したがって、私たちの主イエス・キリストの場合、私たちは時には彼の二つの性質について語り、時には彼の一つの位格について語り、そのどちらかが一つの概念に言及されていることに注意すべきである。なぜなら、二つの性質は一つのキリストであり、一つのキリストは二つの性質だからである。したがって、「キリストはどちらかの性質に従って力を与える」と言っても、「どちらかの性質がキリストにおいて他の性質と交わりながら力を与える」と言っても同じである。したがって、神の性質は、その力を与える際に肉と交わりを持つ。なぜなら、肉が苦しみ、それ自身にふさわしいことをすることが許されるのは、神の意志の善意によるからであり、肉の力は完全に救いをもたらすからであり、これは人間の属性ではなく、神の力の属性であるからである。一方、肉体は、そのエネルギーを与える際に言葉の神性と交わりを持つ。なぜなら、神のエネルギーは、いわば身体の器官を通して発揮されるからであり、神と人として同時にエネルギーを与える者は同一だからである。

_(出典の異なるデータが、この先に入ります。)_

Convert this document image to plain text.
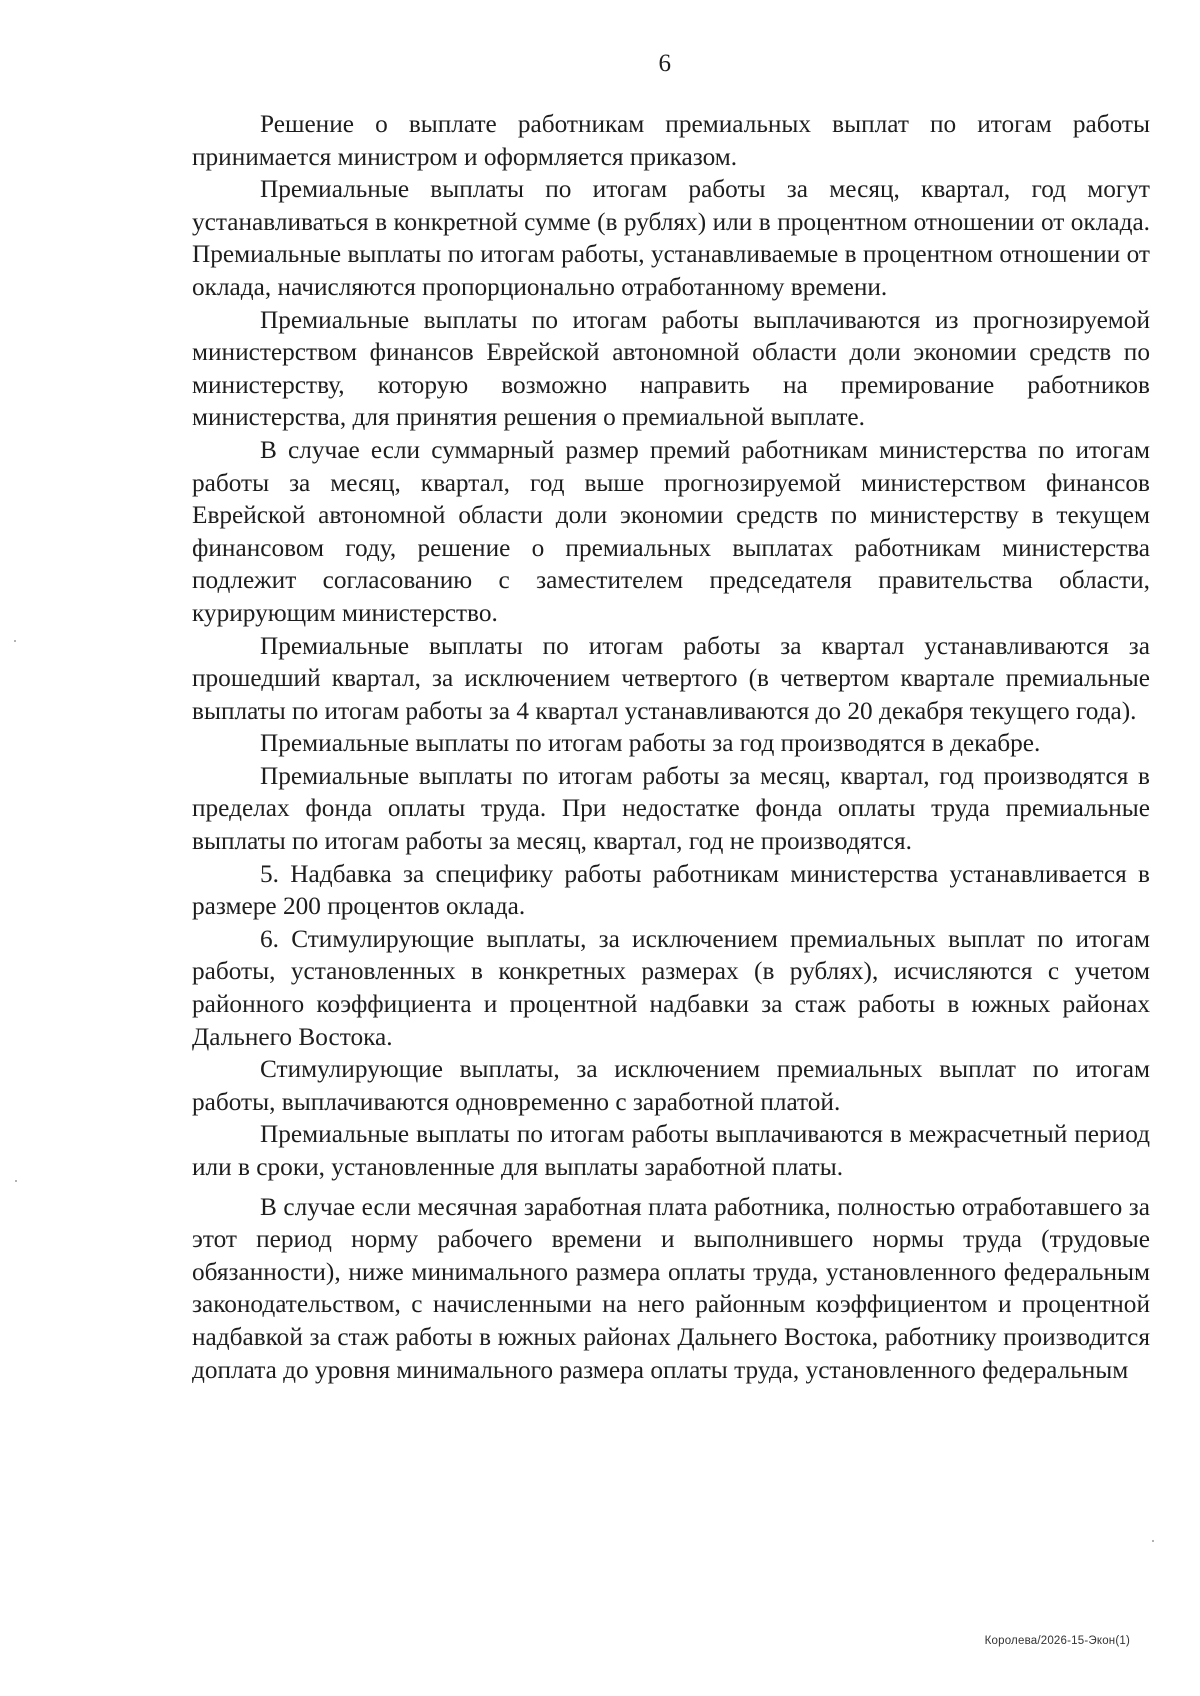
6

Решение о выплате работникам премиальных выплат по итогам работы принимается министром и оформляется приказом.

Премиальные выплаты по итогам работы за месяц, квартал, год могут устанавливаться в конкретной сумме (в рублях) или в процентном отношении от оклада. Премиальные выплаты по итогам работы, устанавливаемые в процентном отношении от оклада, начисляются пропорционально отработанному времени.

Премиальные выплаты по итогам работы выплачиваются из прогнозируемой министерством финансов Еврейской автономной области доли экономии средств по министерству, которую возможно направить на премирование работников министерства, для принятия решения о премиальной выплате.

В случае если суммарный размер премий работникам министерства по итогам работы за месяц, квартал, год выше прогнозируемой министерством финансов Еврейской автономной области доли экономии средств по министерству в текущем финансовом году, решение о премиальных выплатах работникам министерства подлежит согласованию с заместителем председателя правительства области, курирующим министерство.

Премиальные выплаты по итогам работы за квартал устанавливаются за прошедший квартал, за исключением четвертого (в четвертом квартале премиальные выплаты по итогам работы за 4 квартал устанавливаются до 20 декабря текущего года).

Премиальные выплаты по итогам работы за год производятся в декабре.

Премиальные выплаты по итогам работы за месяц, квартал, год производятся в пределах фонда оплаты труда. При недостатке фонда оплаты труда премиальные выплаты по итогам работы за месяц, квартал, год не производятся.

5. Надбавка за специфику работы работникам министерства устанавливается в размере 200 процентов оклада.

6. Стимулирующие выплаты, за исключением премиальных выплат по итогам работы, установленных в конкретных размерах (в рублях), исчисляются с учетом районного коэффициента и процентной надбавки за стаж работы в южных районах Дальнего Востока.

Стимулирующие выплаты, за исключением премиальных выплат по итогам работы, выплачиваются одновременно с заработной платой.

Премиальные выплаты по итогам работы выплачиваются в межрасчетный период или в сроки, установленные для выплаты заработной платы.

В случае если месячная заработная плата работника, полностью отработавшего за этот период норму рабочего времени и выполнившего нормы труда (трудовые обязанности), ниже минимального размера оплаты труда, установленного федеральным законодательством, с начисленными на него районным коэффициентом и процентной надбавкой за стаж работы в южных районах Дальнего Востока, работнику производится доплата до уровня минимального размера оплаты труда, установленного федеральным

Королева/2026-15-Экон(1)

さらに、[5]神の聖なる心もまた、それが神の心であり、すべての被造物から崇拝されていると考え、認識し、神が地上で過ごした時間と、神が受けたすべての苦しみを思い出しながら、その自然のエネルギーを発揮していることに注目してください。しかし、それは言葉の神性と交わりを持ち、そのエネルギーを与え、宇宙を秩序立て、統治し、単なる人間の心としてではなく、神と一体となって存在し、神の心として行動しながら考え、認識し、秩序立てます。
そして、この神男尊のエネルギーは、神が人となったとき、つまり受肉したとき、神の人間的エネルギーは神聖であり、つまり神格化されており、神の神的エネルギーの一部分なしには存在せず、また神の神的エネルギーは神の人間的エネルギーの一部分なしには存在せず、どちらかが他方と関連して観察されたことを明らかにする。さて、このような話し方は婉曲表現と呼ばれ、つまり、1つの文に2つの事柄を包含する場合である[6]。なぜなら、炎の剣の場合、切り傷と焼けを1つとして語り、焼けた切り傷を1つとして語るが、それでも切り傷と焼けは異なるエネルギーと異なる性質を持ち、焼けは火の性質を持ち、切り傷は鋼の性質を持つと考えるのと同じように、キリストの神男尊のエネルギーについて語るときも、キリストの2つの性質のうちの2つの異なるエネルギー、つまり神の神性に属する神のエネルギーと、人間の人性に属する人間のエネルギーを理解しているからである。